C#: Reading data from an xls document

C#: Reading data from an xls document - c#

I am currently working on a project for traversing an excel document and inserting data into a database using C#.
The relevant data for this project is:
The excel sheet has 14 rows at the top that I do not care about. (sometimes 15, see Russia/Siberia below)
The data is grouped by name into 2 columns (date and value), such as:
Sheet 1
USA China Russia
Date Value Date Value Siberia
1/1/09 4.3654 1/1/09 2.7456 Date Value
1/2/09 3.5545 1/3/09 9.3214 2/5/09 0.2454
1/3/09 3.2322 1/21/09 5.2234 2/6/09 0.5557
The name I need to acquire is whichever is listed directly above "Date".
I only care about data from dates we do not have in the database. Before each column set is parsed, I will acquire the max date for any given name from the database, and skip anything at or before it.
There is no guarantee that the columns will be in a constant order or have constant spacing.
I do not want data for all names, rather only those in a list I put together before the file is acquired.
My current plan is this:
For each column, if the date field is at row 16, save the name as the value in row 15 above it, check the database for the last date for that name, only insert data where the date is greater than the acquired date.
If the date field is at row 17, do the same thing, but start the for loop through each row at 18.
If the name is not in the list, skip the column. If it is, make sure to grab the column next to it for the necessary values.
My problem is:
I am currently trying to use the ExcelDataReader from Codeplex(http://www.codeplex.com/ExcelDataReader). This only likes csv-like sheets, which this project has not.
I do not know of any alternative Excel readers.
To the best of my knowledge, a straight FileStream traversal of this file can only go row-by-row, rather than column-by-column.
To anyone still reading, thank you for your time. Any recommendations on how to proceed? Please ensure that solutions can traverse each column, not each row.
Also, please don't worry about the database stuff, or the list of names that precedes the traversal.
Addendum: What I'd really like to end up with is some type of table that I can just traverse with a nested loop, making column-centric traversal much, much easier. Because there is so much garbage near the top of the sheet (14+ rows), most simple solutions are not feasible.
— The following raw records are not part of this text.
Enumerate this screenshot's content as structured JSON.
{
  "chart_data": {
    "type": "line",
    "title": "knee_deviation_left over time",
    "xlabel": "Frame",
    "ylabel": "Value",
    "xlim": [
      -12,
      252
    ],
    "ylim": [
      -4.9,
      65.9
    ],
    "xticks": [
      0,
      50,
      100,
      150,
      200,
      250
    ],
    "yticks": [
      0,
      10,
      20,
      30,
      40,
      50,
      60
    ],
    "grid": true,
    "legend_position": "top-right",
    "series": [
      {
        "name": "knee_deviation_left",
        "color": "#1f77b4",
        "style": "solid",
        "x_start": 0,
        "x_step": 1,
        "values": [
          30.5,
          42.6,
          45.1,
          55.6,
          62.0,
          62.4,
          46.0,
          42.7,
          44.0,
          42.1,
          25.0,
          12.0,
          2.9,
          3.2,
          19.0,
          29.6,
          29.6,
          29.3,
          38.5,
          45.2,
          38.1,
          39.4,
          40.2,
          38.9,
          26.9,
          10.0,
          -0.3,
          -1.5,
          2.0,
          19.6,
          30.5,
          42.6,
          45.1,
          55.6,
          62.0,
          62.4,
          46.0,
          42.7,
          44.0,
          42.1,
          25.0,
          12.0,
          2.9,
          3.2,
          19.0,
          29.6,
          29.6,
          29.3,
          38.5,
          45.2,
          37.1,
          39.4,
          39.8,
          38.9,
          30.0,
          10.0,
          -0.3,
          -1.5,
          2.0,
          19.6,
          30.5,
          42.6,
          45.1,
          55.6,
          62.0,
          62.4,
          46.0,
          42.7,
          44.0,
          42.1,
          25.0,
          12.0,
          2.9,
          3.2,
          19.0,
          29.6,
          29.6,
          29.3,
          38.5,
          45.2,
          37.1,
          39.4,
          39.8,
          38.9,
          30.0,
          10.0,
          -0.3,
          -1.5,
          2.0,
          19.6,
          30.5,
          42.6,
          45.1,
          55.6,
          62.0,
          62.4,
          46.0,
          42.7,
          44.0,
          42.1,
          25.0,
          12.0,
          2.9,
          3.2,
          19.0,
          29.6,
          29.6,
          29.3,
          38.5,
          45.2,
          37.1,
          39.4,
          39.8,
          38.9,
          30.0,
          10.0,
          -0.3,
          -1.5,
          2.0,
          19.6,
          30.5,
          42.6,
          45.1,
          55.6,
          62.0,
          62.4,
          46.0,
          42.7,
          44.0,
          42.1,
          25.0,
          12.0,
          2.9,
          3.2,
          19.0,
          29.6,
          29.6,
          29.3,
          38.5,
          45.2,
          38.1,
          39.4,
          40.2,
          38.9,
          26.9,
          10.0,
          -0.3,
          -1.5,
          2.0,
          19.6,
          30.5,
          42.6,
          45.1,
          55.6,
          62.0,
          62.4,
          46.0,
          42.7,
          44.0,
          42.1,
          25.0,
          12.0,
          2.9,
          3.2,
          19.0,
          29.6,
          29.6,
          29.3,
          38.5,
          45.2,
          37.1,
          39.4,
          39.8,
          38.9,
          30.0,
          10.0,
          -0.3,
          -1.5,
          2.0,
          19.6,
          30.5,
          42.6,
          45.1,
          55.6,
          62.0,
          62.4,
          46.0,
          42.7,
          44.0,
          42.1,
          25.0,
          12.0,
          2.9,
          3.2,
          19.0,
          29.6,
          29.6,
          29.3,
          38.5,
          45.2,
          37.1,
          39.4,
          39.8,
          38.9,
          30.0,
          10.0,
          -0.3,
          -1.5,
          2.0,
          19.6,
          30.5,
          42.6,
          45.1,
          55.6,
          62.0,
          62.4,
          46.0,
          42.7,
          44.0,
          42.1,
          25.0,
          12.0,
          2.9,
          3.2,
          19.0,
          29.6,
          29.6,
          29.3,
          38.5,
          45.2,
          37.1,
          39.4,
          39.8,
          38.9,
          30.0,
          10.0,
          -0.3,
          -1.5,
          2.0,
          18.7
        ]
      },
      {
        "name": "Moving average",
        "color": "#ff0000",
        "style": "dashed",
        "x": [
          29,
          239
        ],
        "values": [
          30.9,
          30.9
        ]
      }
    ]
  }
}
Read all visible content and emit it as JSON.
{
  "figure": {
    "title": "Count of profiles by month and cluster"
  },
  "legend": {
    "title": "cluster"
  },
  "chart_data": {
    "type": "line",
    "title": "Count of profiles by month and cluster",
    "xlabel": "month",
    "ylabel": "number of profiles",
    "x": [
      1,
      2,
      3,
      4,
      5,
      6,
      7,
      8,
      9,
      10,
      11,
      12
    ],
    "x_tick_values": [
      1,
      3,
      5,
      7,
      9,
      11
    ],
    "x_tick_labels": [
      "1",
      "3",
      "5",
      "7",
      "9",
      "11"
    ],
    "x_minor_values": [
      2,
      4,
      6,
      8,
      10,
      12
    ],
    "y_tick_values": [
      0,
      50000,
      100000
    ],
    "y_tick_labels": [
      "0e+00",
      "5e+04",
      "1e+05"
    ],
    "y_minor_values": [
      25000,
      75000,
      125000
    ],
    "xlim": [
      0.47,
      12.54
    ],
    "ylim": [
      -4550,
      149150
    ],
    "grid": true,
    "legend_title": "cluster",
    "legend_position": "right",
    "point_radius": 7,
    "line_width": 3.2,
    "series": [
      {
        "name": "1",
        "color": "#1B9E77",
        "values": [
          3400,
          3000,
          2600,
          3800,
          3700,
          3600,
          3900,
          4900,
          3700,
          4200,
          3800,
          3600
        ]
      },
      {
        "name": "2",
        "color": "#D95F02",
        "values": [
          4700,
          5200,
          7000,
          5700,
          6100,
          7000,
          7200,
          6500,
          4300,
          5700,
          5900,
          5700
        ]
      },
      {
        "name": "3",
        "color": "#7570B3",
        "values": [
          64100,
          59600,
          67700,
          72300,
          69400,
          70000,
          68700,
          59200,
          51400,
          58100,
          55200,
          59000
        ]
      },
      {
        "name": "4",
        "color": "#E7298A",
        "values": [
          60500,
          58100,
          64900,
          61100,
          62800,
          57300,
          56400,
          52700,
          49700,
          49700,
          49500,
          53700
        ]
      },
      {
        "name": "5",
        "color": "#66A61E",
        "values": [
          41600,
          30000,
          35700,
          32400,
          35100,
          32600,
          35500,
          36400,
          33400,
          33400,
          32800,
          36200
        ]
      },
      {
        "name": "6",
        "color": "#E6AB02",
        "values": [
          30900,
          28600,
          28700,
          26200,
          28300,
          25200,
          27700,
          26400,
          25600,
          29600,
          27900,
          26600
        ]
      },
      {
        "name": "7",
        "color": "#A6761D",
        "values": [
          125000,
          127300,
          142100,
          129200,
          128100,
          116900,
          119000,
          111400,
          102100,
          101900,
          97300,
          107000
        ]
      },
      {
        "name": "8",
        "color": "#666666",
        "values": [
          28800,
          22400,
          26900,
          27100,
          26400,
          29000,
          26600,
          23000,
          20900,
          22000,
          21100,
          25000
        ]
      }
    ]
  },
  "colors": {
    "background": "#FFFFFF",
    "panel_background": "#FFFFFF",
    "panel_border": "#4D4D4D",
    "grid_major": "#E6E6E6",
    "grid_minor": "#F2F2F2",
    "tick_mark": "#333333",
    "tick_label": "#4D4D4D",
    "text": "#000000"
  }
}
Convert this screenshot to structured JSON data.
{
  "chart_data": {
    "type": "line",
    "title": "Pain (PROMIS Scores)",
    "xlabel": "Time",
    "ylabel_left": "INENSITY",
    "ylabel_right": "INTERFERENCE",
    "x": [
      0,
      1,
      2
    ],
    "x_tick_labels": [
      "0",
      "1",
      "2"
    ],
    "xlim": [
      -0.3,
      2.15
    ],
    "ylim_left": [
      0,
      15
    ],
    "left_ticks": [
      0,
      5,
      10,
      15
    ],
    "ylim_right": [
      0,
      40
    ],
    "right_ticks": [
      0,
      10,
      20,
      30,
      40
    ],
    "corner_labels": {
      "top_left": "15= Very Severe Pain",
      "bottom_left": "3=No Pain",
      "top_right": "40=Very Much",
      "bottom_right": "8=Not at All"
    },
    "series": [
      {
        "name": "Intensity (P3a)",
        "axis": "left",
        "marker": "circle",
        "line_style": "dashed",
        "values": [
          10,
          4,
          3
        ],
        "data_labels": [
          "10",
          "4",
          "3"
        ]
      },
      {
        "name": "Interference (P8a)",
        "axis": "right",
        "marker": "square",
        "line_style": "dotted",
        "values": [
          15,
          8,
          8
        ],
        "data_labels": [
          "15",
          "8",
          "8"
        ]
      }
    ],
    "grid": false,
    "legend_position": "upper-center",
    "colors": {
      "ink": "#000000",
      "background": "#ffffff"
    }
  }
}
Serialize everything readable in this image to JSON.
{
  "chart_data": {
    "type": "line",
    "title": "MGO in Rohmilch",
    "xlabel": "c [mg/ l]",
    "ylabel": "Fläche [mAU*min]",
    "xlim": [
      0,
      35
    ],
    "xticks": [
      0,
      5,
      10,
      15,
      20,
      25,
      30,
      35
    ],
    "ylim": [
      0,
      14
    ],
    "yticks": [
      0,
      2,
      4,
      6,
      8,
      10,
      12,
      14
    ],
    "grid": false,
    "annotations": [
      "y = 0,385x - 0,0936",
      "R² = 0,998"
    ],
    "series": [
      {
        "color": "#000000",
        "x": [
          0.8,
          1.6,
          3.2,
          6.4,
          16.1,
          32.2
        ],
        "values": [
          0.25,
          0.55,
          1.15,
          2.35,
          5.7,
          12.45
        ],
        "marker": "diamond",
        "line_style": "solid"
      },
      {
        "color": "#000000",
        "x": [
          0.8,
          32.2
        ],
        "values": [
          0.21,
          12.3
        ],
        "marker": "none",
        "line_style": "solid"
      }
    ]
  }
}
If you want to read from excel in C#, i've used this library with great success, it'll give you the flexibility to parse columns/rows just however you'd like:
http://sourceforge.net/projects/koogra/ (read-only)
Other open source libraries i haven't used but could be good:
http://nexcel.sourceforge.net/ (read-only)
http://npoi.codeplex.com/ (can read and write)
http://developer.novell.com/wiki/index.php/Poi.Net (this project is dead)
Alternatively, you can use one of the many good Java libraries, and convert it into a C# assembly using IKVM:
http://jxls.sourceforge.net/
http://www.andykhan.com/jexcelapi/
http://poi.apache.org/ (this one's the grand-daddy of java XLS libraries)
I've covered how to do the IKVM Java -> C# conversion here (it's really not as horrible an option as you think):
http://splinter.com.au/blog/?p=207

Not a straight answer to your question but an alternative idea:
Your data looks like a pivot-ish table. I'd recommend "unpivoting" it into simple table.
Example:
Russia USA
Q1 123 323
Q2 456 321
Q3 567 843
Becomes:
Quarter Country Value
Q1 Russia 123
Q1 USA 323
Q2 Russia 321
....
If that is the case, not sure if I got this right in your question, than processing the data using a OleDB driver or whatever CSV kind of stuff should be become much less painful.

You can access Excel directly using ADO.NET via the ODBC driver. See http://www.davidhayden.com/blog/dave/archive/2006/05/26/2973.aspx or Google for more info on how to do that. You may wish to try HDR=No in your connection string, since your first row isn't really proper headers by the looks of it.
I haven't done this for a while, but I remember that it is a bit "temperamental" and takes some playing around with to get the column names right, but it should work. Try SELECT * FROM [Sheet1$] and see what you get.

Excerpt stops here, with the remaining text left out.